As esculturas representavam um agricultor, um ciclista e um operário da construção civil. Segundo a ‘Euronews’, o protesto foi organizado pela Greenpeace Itália e pela central sindical CGIL, esta quarta-feira.
Ao lado das figuras, os ativistas exibiam cartazes com a mensagem: “As empresas de combustíveis fósseis enriquecem, nós derretemos”.
A iniciativa procurou chamar a atenção para os riscos enfrentados por milhares de trabalhadores expostos durante várias horas a temperaturas extremas, sobretudo nos setores da agricultura, construção e entregas.
Simona Abbate, da Greenpeace Itália, defendeu o abandono progressivo dos combustíveis fósseis e uma tributação mais elevada sobre as empresas de petróleo e gás.
A ativista considera que essa receita deve ser utilizada para financiar medidas de adaptação às alterações climáticas e reforçar a proteção das populações e dos trabalhadores mais vulneráveis.
Natale Di Cola, representante da CGIL, afirmou que as ondas de calor não estão apenas a prejudicar o planeta, mas também a destruir empregos e a degradar as condições de trabalho.

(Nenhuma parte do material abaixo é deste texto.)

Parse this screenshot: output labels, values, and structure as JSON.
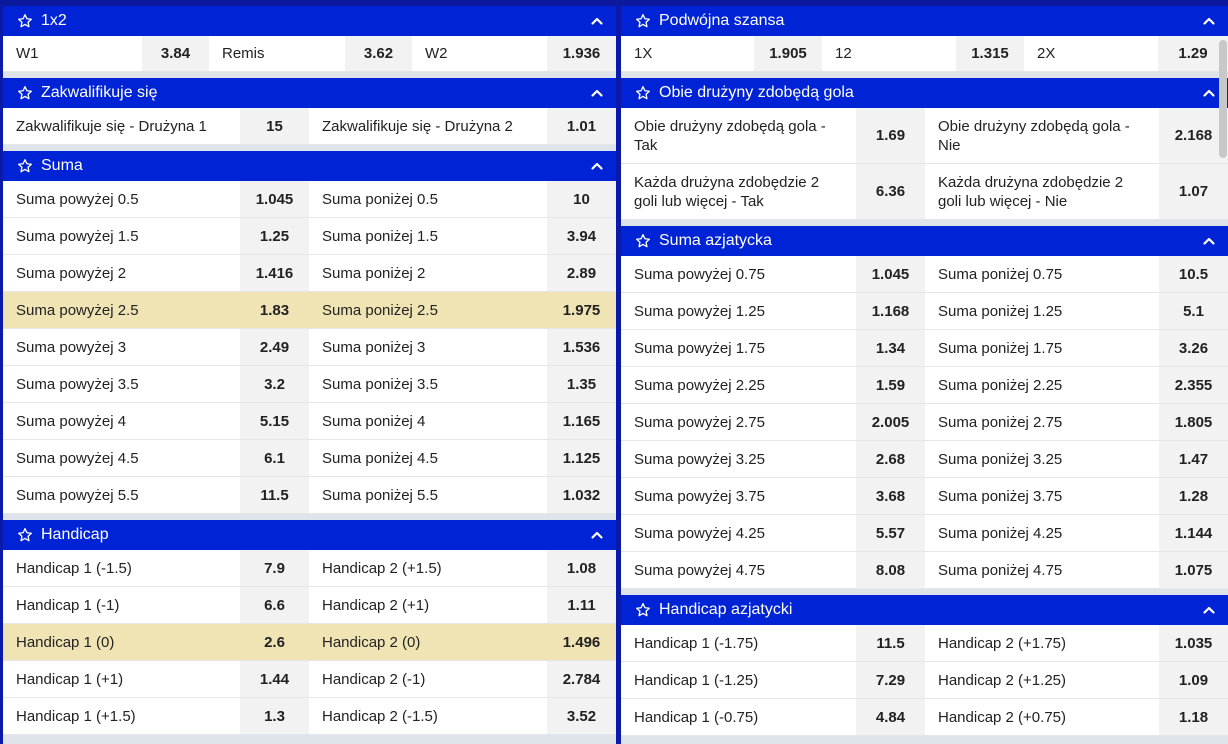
{
  "left_markets": [
    {
      "title": "1x2",
      "layout": "three",
      "rows": [
        [
          {
            "name": "W1",
            "odd": "3.84"
          },
          {
            "name": "Remis",
            "odd": "3.62"
          },
          {
            "name": "W2",
            "odd": "1.936"
          }
        ]
      ]
    },
    {
      "title": "Zakwalifikuje się",
      "layout": "two",
      "rows": [
        [
          {
            "name": "Zakwalifikuje się - Drużyna 1",
            "odd": "15"
          },
          {
            "name": "Zakwalifikuje się - Drużyna 2",
            "odd": "1.01"
          }
        ]
      ]
    },
    {
      "title": "Suma",
      "layout": "two",
      "rows": [
        [
          {
            "name": "Suma powyżej 0.5",
            "odd": "1.045"
          },
          {
            "name": "Suma poniżej 0.5",
            "odd": "10"
          }
        ],
        [
          {
            "name": "Suma powyżej 1.5",
            "odd": "1.25"
          },
          {
            "name": "Suma poniżej 1.5",
            "odd": "3.94"
          }
        ],
        [
          {
            "name": "Suma powyżej 2",
            "odd": "1.416"
          },
          {
            "name": "Suma poniżej 2",
            "odd": "2.89"
          }
        ],
        [
          {
            "name": "Suma powyżej 2.5",
            "odd": "1.83",
            "selected": true
          },
          {
            "name": "Suma poniżej 2.5",
            "odd": "1.975",
            "selected": true
          }
        ],
        [
          {
            "name": "Suma powyżej 3",
            "odd": "2.49"
          },
          {
            "name": "Suma poniżej 3",
            "odd": "1.536"
          }
        ],
        [
          {
            "name": "Suma powyżej 3.5",
            "odd": "3.2"
          },
          {
            "name": "Suma poniżej 3.5",
            "odd": "1.35"
          }
        ],
        [
          {
            "name": "Suma powyżej 4",
            "odd": "5.15"
          },
          {
            "name": "Suma poniżej 4",
            "odd": "1.165"
          }
        ],
        [
          {
            "name": "Suma powyżej 4.5",
            "odd": "6.1"
          },
          {
            "name": "Suma poniżej 4.5",
            "odd": "1.125"
          }
        ],
        [
          {
            "name": "Suma powyżej 5.5",
            "odd": "11.5"
          },
          {
            "name": "Suma poniżej 5.5",
            "odd": "1.032"
          }
        ]
      ]
    },
    {
      "title": "Handicap",
      "layout": "two",
      "rows": [
        [
          {
            "name": "Handicap 1 (-1.5)",
            "odd": "7.9"
          },
          {
            "name": "Handicap 2 (+1.5)",
            "odd": "1.08"
          }
        ],
        [
          {
            "name": "Handicap 1 (-1)",
            "odd": "6.6"
          },
          {
            "name": "Handicap 2 (+1)",
            "odd": "1.11"
          }
        ],
        [
          {
            "name": "Handicap 1 (0)",
            "odd": "2.6",
            "selected": true
          },
          {
            "name": "Handicap 2 (0)",
            "odd": "1.496",
            "selected": true
          }
        ],
        [
          {
            "name": "Handicap 1 (+1)",
            "odd": "1.44"
          },
          {
            "name": "Handicap 2 (-1)",
            "odd": "2.784"
          }
        ],
        [
          {
            "name": "Handicap 1 (+1.5)",
            "odd": "1.3"
          },
          {
            "name": "Handicap 2 (-1.5)",
            "odd": "3.52"
          }
        ]
      ]
    }
  ],
  "right_markets": [
    {
      "title": "Podwójna szansa",
      "layout": "three",
      "rows": [
        [
          {
            "name": "1X",
            "odd": "1.905"
          },
          {
            "name": "12",
            "odd": "1.315"
          },
          {
            "name": "2X",
            "odd": "1.29"
          }
        ]
      ]
    },
    {
      "title": "Obie drużyny zdobędą gola",
      "layout": "two",
      "rows": [
        [
          {
            "name": "Obie drużyny zdobędą gola - Tak",
            "odd": "1.69",
            "tall": true
          },
          {
            "name": "Obie drużyny zdobędą gola - Nie",
            "odd": "2.168",
            "tall": true
          }
        ],
        [
          {
            "name": "Każda drużyna zdobędzie 2 goli lub więcej - Tak",
            "odd": "6.36",
            "tall": true
          },
          {
            "name": "Każda drużyna zdobędzie 2 goli lub więcej - Nie",
            "odd": "1.07",
            "tall": true
          }
        ]
      ]
    },
    {
      "title": "Suma azjatycka",
      "layout": "two",
      "rows": [
        [
          {
            "name": "Suma powyżej 0.75",
            "odd": "1.045"
          },
          {
            "name": "Suma poniżej 0.75",
            "odd": "10.5"
          }
        ],
        [
          {
            "name": "Suma powyżej 1.25",
            "odd": "1.168"
          },
          {
            "name": "Suma poniżej 1.25",
            "odd": "5.1"
          }
        ],
        [
          {
            "name": "Suma powyżej 1.75",
            "odd": "1.34"
          },
          {
            "name": "Suma poniżej 1.75",
            "odd": "3.26"
          }
        ],
        [
          {
            "name": "Suma powyżej 2.25",
            "odd": "1.59"
          },
          {
            "name": "Suma poniżej 2.25",
            "odd": "2.355"
          }
        ],
        [
          {
            "name": "Suma powyżej 2.75",
            "odd": "2.005"
          },
          {
            "name": "Suma poniżej 2.75",
            "odd": "1.805"
          }
        ],
        [
          {
            "name": "Suma powyżej 3.25",
            "odd": "2.68"
          },
          {
            "name": "Suma poniżej 3.25",
            "odd": "1.47"
          }
        ],
        [
          {
            "name": "Suma powyżej 3.75",
            "odd": "3.68"
          },
          {
            "name": "Suma poniżej 3.75",
            "odd": "1.28"
          }
        ],
        [
          {
            "name": "Suma powyżej 4.25",
            "odd": "5.57"
          },
          {
            "name": "Suma poniżej 4.25",
            "odd": "1.144"
          }
        ],
        [
          {
            "name": "Suma powyżej 4.75",
            "odd": "8.08"
          },
          {
            "name": "Suma poniżej 4.75",
            "odd": "1.075"
          }
        ]
      ]
    },
    {
      "title": "Handicap azjatycki",
      "layout": "two",
      "rows": [
        [
          {
            "name": "Handicap 1 (-1.75)",
            "odd": "11.5"
          },
          {
            "name": "Handicap 2 (+1.75)",
            "odd": "1.035"
          }
        ],
        [
          {
            "name": "Handicap 1 (-1.25)",
            "odd": "7.29"
          },
          {
            "name": "Handicap 2 (+1.25)",
            "odd": "1.09"
          }
        ],
        [
          {
            "name": "Handicap 1 (-0.75)",
            "odd": "4.84"
          },
          {
            "name": "Handicap 2 (+0.75)",
            "odd": "1.18"
          }
        ]
      ]
    }
  ],
  "icons": {
    "favorite": "star-outline-icon",
    "collapse": "chevron-up-icon"
  },
  "colors": {
    "header": "#0023d6",
    "selected": "#f0e4b4",
    "odd_bg": "#f2f2f2"
  }
}
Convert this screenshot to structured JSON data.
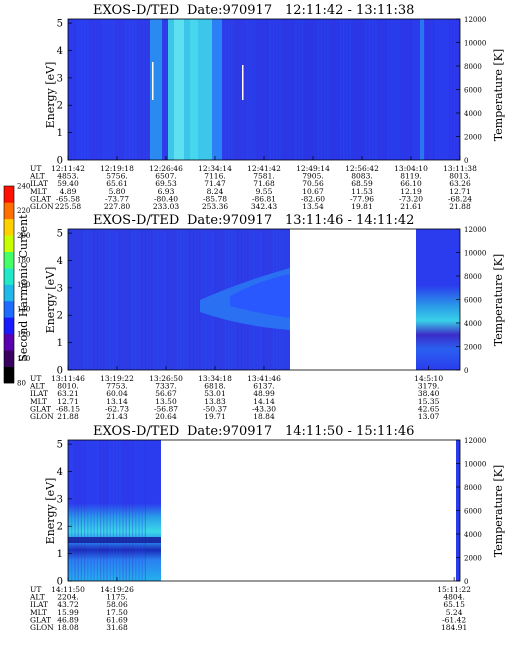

De acordo com a ‘Euronews’, a manifestação decorreu depois de várias semanas de temperaturas elevadas em diferentes países europeus, num verão marcado por sucessivas ondas de calor desde o final de maio.
Em junho, quando os termómetros se aproximaram dos 40 graus, Roma instalou canhões de água e sistemas de nebulização junto ao Coliseu para ajudar turistas e trabalhadores a suportar o calor.
A Europa está a aquecer a um ritmo próximo do dobro da média mundial, segundo o Serviço Copernicus para as Alterações Climáticas.
Para os organizadores, as esculturas a desaparecer lentamente ao sol pretendiam transformar esse fenómeno numa imagem direta: enquanto a temperatura sobe, quem trabalha no exterior é dos primeiros a sentir os efeitos.